Chimère : des scientifiques s’exportent en Chine pour pouvoir produire un embryon Humain-singe
Le Guru est de retour de ses 10 jours de vacances au cours desquelles il a suivi l’actualité scientifique d’assez loin. Il n’y aura donc pas de séance de rattrapage, le Guru s’étant focalisé sur l’information scientifique publiée fin de semaine dernière, début de cette semaine.
Une équipe internationale de chercheurs a créé des embryons contenant à la fois des cellules humaines et des cellules de singe, selon le journal espagnol El País du 31 juillet.
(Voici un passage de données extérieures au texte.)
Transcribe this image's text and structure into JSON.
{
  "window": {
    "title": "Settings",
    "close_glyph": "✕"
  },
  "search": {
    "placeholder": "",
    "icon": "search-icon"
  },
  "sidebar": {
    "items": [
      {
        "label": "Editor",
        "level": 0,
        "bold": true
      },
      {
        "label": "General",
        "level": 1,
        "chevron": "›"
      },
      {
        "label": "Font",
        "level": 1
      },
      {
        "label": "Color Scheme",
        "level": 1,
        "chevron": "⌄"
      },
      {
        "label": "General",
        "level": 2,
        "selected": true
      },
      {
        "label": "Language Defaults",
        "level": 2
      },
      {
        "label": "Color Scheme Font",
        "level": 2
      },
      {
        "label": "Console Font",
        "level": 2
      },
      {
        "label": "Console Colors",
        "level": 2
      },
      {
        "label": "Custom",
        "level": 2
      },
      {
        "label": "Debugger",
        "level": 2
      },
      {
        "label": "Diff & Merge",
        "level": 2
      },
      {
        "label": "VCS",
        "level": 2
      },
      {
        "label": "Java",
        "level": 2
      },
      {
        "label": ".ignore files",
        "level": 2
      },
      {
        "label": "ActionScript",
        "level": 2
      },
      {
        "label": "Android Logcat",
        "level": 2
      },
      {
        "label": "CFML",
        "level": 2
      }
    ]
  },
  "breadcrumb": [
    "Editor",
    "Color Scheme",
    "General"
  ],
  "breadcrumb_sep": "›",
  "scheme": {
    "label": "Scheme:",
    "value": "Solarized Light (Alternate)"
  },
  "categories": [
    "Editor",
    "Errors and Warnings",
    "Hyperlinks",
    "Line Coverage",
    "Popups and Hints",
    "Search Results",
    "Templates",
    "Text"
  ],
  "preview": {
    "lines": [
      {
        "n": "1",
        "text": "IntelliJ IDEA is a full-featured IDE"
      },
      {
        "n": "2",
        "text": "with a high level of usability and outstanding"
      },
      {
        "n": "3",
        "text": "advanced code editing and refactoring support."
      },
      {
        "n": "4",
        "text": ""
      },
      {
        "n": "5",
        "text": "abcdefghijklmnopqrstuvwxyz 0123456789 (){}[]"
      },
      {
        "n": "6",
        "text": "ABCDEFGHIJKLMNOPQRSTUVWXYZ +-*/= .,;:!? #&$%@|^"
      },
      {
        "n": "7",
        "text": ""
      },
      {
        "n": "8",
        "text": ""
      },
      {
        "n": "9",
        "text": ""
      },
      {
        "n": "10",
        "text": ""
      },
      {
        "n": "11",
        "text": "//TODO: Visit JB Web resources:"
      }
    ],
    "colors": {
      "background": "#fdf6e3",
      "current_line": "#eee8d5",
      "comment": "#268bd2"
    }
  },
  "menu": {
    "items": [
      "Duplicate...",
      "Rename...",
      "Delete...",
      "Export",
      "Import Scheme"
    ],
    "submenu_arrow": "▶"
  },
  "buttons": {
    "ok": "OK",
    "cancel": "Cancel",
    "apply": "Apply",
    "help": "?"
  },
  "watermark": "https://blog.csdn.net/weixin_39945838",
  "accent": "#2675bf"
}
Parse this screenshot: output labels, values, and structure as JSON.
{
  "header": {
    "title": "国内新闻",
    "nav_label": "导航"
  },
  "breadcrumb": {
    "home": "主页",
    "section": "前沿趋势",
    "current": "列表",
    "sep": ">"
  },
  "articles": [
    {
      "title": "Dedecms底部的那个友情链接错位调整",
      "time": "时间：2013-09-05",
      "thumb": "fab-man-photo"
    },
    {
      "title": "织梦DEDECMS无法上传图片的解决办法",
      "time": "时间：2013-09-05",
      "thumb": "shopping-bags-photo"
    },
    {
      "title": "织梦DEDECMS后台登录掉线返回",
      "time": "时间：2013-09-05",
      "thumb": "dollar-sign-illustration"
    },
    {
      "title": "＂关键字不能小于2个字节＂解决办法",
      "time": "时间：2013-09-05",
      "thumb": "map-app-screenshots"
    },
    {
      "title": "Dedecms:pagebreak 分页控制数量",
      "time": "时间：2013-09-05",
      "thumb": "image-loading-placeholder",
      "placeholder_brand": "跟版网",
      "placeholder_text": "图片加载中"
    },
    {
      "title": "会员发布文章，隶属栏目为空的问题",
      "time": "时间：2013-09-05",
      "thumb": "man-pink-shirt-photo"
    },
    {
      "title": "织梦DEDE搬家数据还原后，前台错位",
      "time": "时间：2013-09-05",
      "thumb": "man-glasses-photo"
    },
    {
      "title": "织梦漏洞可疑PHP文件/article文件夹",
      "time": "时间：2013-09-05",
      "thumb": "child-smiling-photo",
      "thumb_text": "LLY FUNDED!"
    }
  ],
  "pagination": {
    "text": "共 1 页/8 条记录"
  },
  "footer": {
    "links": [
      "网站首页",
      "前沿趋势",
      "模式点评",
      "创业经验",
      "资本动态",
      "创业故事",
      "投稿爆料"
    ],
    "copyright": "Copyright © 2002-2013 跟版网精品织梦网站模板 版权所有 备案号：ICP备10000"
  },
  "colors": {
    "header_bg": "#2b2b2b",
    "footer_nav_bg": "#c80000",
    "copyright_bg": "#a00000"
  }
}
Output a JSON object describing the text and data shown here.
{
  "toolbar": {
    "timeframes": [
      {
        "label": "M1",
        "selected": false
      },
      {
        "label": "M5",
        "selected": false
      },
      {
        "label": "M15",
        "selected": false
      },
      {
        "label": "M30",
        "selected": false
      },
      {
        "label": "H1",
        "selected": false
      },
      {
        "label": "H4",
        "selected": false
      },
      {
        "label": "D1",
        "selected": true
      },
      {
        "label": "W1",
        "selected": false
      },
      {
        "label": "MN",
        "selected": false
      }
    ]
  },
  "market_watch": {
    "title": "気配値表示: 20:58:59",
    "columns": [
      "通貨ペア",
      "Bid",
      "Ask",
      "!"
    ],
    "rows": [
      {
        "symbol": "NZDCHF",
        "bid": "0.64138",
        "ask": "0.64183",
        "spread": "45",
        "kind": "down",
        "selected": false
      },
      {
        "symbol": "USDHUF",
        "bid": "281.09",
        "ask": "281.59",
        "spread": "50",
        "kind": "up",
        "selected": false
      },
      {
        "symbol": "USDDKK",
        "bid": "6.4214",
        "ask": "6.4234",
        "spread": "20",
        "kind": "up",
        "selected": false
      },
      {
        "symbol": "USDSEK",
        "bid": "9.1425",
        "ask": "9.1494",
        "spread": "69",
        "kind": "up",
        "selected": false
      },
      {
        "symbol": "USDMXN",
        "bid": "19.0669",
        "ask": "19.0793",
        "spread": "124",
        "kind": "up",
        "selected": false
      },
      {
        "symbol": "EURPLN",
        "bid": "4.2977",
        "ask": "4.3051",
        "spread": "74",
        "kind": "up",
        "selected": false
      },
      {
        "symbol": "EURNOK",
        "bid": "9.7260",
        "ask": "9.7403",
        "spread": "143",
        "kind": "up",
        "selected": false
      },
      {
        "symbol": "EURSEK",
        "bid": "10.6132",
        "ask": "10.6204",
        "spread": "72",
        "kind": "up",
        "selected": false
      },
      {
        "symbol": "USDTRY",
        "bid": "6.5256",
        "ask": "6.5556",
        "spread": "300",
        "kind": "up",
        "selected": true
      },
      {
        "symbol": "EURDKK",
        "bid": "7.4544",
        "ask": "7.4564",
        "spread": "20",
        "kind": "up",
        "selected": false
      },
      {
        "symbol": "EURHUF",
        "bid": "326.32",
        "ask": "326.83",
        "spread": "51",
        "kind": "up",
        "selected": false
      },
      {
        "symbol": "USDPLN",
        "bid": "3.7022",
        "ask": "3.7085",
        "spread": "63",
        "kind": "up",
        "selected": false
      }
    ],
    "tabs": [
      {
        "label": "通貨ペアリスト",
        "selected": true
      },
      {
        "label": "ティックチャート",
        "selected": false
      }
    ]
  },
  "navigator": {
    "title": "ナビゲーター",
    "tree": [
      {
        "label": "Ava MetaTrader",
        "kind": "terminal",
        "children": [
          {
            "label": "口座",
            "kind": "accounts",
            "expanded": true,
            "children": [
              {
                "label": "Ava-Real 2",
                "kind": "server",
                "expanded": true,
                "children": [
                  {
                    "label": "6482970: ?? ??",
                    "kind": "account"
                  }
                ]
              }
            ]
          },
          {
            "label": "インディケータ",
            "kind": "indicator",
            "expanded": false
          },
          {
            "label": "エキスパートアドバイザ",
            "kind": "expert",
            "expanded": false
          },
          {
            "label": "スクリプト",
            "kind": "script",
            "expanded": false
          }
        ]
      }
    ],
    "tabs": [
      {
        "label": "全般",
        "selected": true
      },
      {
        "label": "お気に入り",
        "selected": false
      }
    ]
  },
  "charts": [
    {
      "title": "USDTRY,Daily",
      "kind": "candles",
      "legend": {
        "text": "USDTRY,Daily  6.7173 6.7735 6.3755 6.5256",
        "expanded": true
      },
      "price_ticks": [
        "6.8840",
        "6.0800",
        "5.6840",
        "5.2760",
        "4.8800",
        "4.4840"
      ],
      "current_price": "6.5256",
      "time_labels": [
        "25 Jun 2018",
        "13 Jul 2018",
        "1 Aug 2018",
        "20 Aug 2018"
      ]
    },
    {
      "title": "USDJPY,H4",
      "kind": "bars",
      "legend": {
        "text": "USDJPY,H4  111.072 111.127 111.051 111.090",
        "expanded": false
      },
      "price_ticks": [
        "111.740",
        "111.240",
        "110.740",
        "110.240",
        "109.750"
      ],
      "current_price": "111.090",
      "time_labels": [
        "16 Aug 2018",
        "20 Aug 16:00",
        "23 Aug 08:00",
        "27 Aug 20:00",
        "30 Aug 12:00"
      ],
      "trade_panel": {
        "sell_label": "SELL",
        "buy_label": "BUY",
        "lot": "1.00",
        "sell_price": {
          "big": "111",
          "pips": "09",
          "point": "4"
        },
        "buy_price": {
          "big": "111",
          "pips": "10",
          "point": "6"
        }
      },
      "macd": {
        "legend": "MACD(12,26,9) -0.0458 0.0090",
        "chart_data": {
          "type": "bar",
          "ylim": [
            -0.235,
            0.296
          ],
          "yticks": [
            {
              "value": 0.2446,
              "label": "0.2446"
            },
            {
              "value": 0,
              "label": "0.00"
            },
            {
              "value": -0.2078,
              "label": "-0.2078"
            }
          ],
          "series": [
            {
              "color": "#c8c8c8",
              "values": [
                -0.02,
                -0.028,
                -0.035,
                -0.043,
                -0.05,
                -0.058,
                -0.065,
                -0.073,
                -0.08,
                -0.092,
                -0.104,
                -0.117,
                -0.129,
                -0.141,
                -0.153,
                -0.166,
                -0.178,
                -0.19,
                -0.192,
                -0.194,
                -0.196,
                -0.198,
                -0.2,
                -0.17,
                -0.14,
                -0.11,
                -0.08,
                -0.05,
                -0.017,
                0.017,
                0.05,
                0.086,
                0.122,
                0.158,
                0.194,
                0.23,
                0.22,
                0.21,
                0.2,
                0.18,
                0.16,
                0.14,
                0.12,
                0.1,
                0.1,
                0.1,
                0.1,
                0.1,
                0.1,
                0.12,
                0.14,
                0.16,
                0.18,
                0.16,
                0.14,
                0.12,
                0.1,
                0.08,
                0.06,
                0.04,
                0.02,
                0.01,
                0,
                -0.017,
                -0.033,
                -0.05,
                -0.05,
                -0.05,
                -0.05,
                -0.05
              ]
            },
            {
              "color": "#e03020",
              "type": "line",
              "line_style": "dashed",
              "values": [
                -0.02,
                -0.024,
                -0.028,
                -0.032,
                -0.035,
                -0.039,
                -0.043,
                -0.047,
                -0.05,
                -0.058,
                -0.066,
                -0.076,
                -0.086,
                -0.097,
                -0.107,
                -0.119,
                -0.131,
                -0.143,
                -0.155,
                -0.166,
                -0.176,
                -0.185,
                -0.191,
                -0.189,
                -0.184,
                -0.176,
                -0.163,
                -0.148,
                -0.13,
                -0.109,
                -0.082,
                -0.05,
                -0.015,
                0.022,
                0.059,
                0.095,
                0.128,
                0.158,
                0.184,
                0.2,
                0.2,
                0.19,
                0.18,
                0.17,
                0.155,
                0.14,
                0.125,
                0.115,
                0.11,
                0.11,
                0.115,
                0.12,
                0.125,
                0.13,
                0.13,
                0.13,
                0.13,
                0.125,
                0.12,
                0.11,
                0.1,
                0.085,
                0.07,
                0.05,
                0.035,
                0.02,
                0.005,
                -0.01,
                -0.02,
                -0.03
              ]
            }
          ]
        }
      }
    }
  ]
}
Le projet controversé a été mené en Chine, plutôt qu’aux États-Unis, où le chef de projet est basé, « pour éviter les problèmes juridiques », selon le journal, et vise finalement à produire des organes viables pour la transplantation chez les humains.
Image d’entête : exemple de chimère produit par l’Institut Salk, des cellules dérivées de cellules souches pluripotentes de rat (CSP) ont été enrichies dans le cœur en développement d’un embryon de souris génétiquement modifié. (Salk Institute)
Juan Carlos Izpisúa Belmonte de l’Institut Salk de San Diego dirige le projet avec des scientifiques de son propre laboratoire et de l’université catholique de Murcie, en Espagne. L’équipe veut mettre au point des chimères, des organismes composés de cellules de deux espèces ou plus, capables de faire croître des organes humains.
Des expériences similaires utilisant des embryons de porcs ou de moutons ont été confrontées à des défis techniques, probablement parce que les animaux sont génétiquement trop éloignés des humains. Il n’est pas logique d’amener à terme des embryons hybrides humains-animaux en utilisant des espèces éloignées du point de vue de l’évolution comme les porcs et les moutons parce que les cellules humaines seront très vite éliminées des embryons. Les primates, étant plus proches des humains, peuvent offrir davantage de promesses.
Pablo Ross, chercheur vétérinaire à l’université de Californie à Davis, qui a fait des recherches sur les chimères porcines humaines explique qu’il ne voit pas l’utilité de cultiver des organes humains chez les singes.
J’ai toujours fait valoir qu’il n’est pas logique d’utiliser un primate pour cela. En général, ils sont très petits et leur développement prend trop de temps.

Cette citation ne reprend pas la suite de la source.